Fama’s investment theory – which carries essentially the same implication for investors as the Random Walk Theory – is based on a number of assumptions about securities markets and how they function. These assumptions include the one idea critical to the validity of the efficient markets hypothesis: the belief that all information relevant to stock prices is freely and widely available, “universally shared” among all investors. As there are always a large number of both buyers and sellers in the market, price movements always occur efficiently (i.e., in a timely, up-to-date manner). Thus, stocks are always trading at their current fair market value.
For technical analysis and the Efficient Market Hypothesis to work for Bitcoin, two primary assumptions must be true:
There is no omnipotent entity like the Federal Reserve with an endless supply of money that can buy and sell whatever asset it wants, whenever it wants; and
There is no concentration of ownership of Bitcoin held be a few parties that can impact by themselves the price of Bitcoin.
As discussed in my previous article, the Fed manipulates the price of Bitcoin – so number 1 above doesn’t apply - as the Fed is an almost omniscient power in financial markets able to move prices of any given asset by itself whenever it chooses.
And for assumption number 2, it is a fact that 97% of all Bitcoin are held by 4% of addresses – so, number 2 doesn’t apply for Bitcoin as well.
Both assumptions that must be true for technical analysis to work for Bitcoin are obviously false, so the only logical conclusion that can be made is, don’t rely on technical analysis to make any of your investment decisions.
Final Thoughts
Technical analysis is no better than flipping a coin to determine investment decisions, in fact, it’s even worse because it can be used by market manipulators such as bankers and the Fed to determine when they enter the market to drive the price of Bitcoin down and weaken further market sentiment for Bitcoin.

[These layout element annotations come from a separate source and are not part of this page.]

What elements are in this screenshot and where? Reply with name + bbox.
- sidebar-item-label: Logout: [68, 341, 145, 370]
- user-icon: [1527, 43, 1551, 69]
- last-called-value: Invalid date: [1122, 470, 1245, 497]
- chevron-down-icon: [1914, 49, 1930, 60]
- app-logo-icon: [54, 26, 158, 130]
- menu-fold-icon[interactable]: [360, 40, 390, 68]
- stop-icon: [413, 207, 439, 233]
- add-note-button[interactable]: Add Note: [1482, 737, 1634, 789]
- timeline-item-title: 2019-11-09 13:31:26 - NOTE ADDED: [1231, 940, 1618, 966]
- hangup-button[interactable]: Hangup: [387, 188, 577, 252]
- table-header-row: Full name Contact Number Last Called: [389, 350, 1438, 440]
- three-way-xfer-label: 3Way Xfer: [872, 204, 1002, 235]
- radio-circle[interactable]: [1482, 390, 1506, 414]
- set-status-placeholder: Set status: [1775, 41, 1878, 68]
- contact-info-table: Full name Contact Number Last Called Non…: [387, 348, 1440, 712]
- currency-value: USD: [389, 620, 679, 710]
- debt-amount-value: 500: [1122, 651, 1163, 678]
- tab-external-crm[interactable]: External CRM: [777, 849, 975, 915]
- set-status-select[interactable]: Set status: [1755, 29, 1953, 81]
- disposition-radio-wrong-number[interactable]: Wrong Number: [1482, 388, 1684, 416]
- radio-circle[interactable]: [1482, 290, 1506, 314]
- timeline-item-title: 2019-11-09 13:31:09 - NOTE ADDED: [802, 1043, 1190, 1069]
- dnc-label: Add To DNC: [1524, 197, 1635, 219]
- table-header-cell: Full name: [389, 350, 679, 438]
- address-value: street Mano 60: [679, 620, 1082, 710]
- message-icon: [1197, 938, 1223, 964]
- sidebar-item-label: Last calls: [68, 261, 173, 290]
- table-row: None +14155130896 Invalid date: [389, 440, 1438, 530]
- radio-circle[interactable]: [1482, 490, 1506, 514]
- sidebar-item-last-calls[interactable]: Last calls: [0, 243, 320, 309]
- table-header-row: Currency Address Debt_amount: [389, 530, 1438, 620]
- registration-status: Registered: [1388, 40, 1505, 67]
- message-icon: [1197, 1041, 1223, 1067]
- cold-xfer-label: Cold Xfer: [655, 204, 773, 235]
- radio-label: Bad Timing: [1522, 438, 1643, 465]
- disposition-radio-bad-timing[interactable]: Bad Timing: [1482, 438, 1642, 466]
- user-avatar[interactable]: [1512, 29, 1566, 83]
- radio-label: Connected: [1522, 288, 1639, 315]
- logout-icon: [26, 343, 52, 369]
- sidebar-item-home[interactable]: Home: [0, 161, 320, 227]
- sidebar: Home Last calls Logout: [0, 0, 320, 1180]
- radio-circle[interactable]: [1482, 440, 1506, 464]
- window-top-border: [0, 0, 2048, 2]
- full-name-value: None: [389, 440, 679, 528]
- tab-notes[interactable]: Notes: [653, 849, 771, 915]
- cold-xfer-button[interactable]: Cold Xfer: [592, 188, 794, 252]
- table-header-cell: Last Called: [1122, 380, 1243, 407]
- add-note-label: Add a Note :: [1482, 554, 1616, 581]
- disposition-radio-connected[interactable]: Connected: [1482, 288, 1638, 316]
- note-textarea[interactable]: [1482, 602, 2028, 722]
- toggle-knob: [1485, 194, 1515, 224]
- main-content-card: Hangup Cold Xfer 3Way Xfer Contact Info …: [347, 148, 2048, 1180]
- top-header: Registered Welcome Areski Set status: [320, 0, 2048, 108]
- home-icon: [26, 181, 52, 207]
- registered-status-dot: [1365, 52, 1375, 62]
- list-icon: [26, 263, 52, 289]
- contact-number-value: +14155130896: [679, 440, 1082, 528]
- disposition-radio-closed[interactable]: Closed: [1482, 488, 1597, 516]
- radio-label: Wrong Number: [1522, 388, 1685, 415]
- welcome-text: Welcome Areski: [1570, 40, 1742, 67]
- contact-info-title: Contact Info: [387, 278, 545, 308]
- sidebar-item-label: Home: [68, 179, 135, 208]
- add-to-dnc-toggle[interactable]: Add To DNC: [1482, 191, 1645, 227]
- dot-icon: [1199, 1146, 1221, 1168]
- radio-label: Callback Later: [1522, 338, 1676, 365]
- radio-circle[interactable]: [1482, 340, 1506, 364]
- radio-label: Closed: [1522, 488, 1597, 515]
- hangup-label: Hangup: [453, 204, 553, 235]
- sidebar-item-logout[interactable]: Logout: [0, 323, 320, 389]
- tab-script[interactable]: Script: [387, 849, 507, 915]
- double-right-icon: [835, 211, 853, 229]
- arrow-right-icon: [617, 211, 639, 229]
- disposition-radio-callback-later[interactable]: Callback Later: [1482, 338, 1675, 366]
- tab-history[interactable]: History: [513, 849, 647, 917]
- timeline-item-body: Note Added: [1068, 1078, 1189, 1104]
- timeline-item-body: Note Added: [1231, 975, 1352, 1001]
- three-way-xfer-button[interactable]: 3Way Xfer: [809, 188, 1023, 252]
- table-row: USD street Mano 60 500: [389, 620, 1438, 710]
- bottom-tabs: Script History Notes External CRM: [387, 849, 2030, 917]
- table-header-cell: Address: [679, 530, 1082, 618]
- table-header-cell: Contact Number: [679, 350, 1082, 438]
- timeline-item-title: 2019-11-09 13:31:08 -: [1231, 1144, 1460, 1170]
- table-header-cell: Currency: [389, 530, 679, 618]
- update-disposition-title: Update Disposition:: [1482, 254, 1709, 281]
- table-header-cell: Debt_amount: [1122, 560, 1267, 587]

As an example, when Fibonacci support levels are reached, technical analysis indicators will show a strong “buy signal” encouraging retail investors to enter the market. As retail investors start investing in Bitcoin, market manipulators can simply start selling futures on the CBOE and the CME. This timed selling pressure by the Fed and banks - when all technical analysis indicators show a strong buy signal - will only deteriorate market sentiment for Bitcoin further as retail investors are again fleeced.
Technical analysis is simply looking at funny pictures that have no real meaning and should not be used for anything other than keeping aware of what retail investors may be up to. Investors are not mindless water molecules with no independent thought that collectively form neat, beautiful Fibonacci patterns. If my friends are any indication, people in general are some truly irrational creatures that think independently, but often times illogically, forming collectively nothing more than chaotic patterns of nonsense that reveal absolutely nothing.